Upon release, they are granted a reward of LE10 and they stop at a supermarket to spend it -- a reference to a scene from Anwar Wagdi's Yasmine (1950). Moving still inside the classical cinema maze, Salmawi and Mima mistakenly enter the villa of actor Sami El-Adl, where Shaaban Abdel-Rehim is rehearsing a version of "Ashiq Al-Ruh" (Soul Lover) with a full orchestra and chorus. This ultimate tongue-in-cheek sequence brilliantly parodies the over-the-top scene of Wagdi's classic Ghazal Al-Banat (Wooing the Girls, 1949), where the legendary Mohamed Abdel-Wahab sings his famous song thus entitled. The parody eventually gives way to a mockery of contemporary music as Shaaban launches into his rap-like lyrics and the protagonists tour the streets in an open car.
Salmawi and Mima, implicated in the murder of the director Halabi, are again forced to run from the law. The sequence in which Hassan El-Asmar sings a modern mawaal (ballad) easily recalls the classic Hossameddin Mustafa film Adham El-Sharqawi (1964) where Abdel-Halim sings to the police chasing after the Robin Hood-like hero of the film's title.
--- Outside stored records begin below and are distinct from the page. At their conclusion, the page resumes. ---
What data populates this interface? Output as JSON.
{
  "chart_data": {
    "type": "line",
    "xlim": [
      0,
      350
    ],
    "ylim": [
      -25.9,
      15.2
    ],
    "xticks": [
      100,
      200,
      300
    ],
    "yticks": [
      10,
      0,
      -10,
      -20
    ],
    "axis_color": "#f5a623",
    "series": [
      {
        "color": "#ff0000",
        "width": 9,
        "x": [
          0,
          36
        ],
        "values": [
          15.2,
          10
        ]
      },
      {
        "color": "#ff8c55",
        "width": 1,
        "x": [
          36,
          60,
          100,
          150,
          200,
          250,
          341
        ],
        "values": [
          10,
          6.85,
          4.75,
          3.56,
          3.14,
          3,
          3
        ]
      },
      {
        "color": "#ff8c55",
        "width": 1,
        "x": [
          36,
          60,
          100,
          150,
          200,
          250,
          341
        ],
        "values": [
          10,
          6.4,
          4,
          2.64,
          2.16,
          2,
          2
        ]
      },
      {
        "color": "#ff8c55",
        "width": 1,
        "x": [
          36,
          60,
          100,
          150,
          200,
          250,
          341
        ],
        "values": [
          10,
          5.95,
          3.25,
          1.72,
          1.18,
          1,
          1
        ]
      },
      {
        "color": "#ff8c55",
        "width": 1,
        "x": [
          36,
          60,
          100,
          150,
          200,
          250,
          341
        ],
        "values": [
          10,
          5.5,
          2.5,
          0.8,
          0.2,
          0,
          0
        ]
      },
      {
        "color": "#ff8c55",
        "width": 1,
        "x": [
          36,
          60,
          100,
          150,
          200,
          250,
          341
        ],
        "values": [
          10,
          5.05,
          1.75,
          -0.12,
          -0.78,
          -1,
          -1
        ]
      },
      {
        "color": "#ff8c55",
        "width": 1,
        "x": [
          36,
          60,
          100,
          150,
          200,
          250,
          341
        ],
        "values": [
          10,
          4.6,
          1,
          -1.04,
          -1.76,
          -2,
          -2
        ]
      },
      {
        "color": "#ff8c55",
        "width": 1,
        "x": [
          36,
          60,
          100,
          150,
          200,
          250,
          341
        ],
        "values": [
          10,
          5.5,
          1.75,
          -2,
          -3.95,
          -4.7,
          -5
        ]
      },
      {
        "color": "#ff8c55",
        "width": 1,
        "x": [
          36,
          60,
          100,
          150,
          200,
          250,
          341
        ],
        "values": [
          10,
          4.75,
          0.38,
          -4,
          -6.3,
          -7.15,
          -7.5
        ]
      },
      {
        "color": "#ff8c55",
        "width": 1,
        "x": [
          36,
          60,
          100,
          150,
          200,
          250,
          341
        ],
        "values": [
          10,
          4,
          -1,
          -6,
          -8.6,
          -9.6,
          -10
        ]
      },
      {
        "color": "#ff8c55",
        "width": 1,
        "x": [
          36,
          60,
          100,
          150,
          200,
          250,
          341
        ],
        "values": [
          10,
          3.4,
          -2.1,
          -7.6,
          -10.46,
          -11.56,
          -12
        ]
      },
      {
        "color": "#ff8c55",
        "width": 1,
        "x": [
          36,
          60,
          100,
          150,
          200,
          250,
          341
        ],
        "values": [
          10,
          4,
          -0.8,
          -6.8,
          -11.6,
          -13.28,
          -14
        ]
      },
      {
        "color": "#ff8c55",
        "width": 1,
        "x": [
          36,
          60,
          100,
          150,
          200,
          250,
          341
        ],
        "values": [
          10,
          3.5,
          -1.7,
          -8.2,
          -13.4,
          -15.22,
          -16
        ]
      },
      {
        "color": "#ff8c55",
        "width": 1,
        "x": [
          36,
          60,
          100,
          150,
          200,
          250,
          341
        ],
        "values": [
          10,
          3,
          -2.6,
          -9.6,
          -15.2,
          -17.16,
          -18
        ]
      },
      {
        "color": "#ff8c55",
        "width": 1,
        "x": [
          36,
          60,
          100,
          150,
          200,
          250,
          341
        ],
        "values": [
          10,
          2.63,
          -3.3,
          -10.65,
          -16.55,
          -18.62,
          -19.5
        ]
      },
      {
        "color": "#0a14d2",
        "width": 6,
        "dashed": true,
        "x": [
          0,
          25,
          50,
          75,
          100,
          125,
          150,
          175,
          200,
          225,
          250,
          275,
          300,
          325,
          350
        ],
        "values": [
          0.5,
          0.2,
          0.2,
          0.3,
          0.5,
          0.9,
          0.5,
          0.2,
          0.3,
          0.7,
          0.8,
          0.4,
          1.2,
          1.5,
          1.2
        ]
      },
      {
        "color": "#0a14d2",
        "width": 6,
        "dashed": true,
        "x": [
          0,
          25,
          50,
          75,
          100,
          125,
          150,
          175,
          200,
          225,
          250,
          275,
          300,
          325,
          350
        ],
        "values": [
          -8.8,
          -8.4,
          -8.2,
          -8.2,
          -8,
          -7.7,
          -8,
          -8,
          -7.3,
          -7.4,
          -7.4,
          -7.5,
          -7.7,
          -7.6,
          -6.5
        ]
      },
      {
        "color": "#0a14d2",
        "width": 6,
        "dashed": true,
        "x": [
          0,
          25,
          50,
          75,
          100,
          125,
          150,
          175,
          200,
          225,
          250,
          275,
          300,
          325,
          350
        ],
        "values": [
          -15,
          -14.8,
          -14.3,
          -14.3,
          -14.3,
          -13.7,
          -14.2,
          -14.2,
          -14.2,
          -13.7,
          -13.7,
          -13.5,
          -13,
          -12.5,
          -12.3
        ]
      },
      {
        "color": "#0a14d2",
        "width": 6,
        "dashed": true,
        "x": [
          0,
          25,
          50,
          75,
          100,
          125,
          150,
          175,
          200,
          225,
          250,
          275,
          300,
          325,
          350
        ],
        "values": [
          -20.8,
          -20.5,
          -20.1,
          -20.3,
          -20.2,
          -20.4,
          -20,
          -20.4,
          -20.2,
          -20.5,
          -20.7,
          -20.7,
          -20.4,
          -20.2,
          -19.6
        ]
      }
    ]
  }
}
The policeman who haunts the film in search of Salmawi and Mima himself recalls a similar character in Rafaat El-Mihi's Samak Laban Tamr Hindi (Hodge Podge, 1988) and serves as a reminder of the chaotic application of emergency law -- a recurrent motif in the film and a common sub-plot of modern Egyptian cinema.
The conclusion speeds to a self-conscious Hollywood-style happy ending. A villainously grinning director Hamed turns up posing as an unknown suspect while a newspaper vendor calls "read about the murder!" Ultimately, the true culprit is revealed and the fugitives vindicated. The finale has Salmawi and Mima cast as Othello and Desdemona and cheered by a wide audience, conveniently peopled with the likes of local cinema distribution magnate Mohamed Hassan Ramzi and producer Mohamed El-Adl -- two of the main players in the new star-making game -- as well as number one funny man Mohamed Heneidi, along with recently-risen comedy stars Hani Ramzi and Ahmed El-Saqqa.
If it all seems a little too contrived, two points stand out amidst this saccharine closing to an otherwise dark comedy. First, it takes place in an amphitheatre, as opposed to a movietheatre, thus stressing the interdependence between the world of cinema and that of theatre. Second, it knowingly points to the small circle of young rising stars as the future of Egyptian cinema -- it could be bleak, it could be a success. We can only assume that the trio of Awwad, Hamed and Abdel-Baqi are hoping for the latter.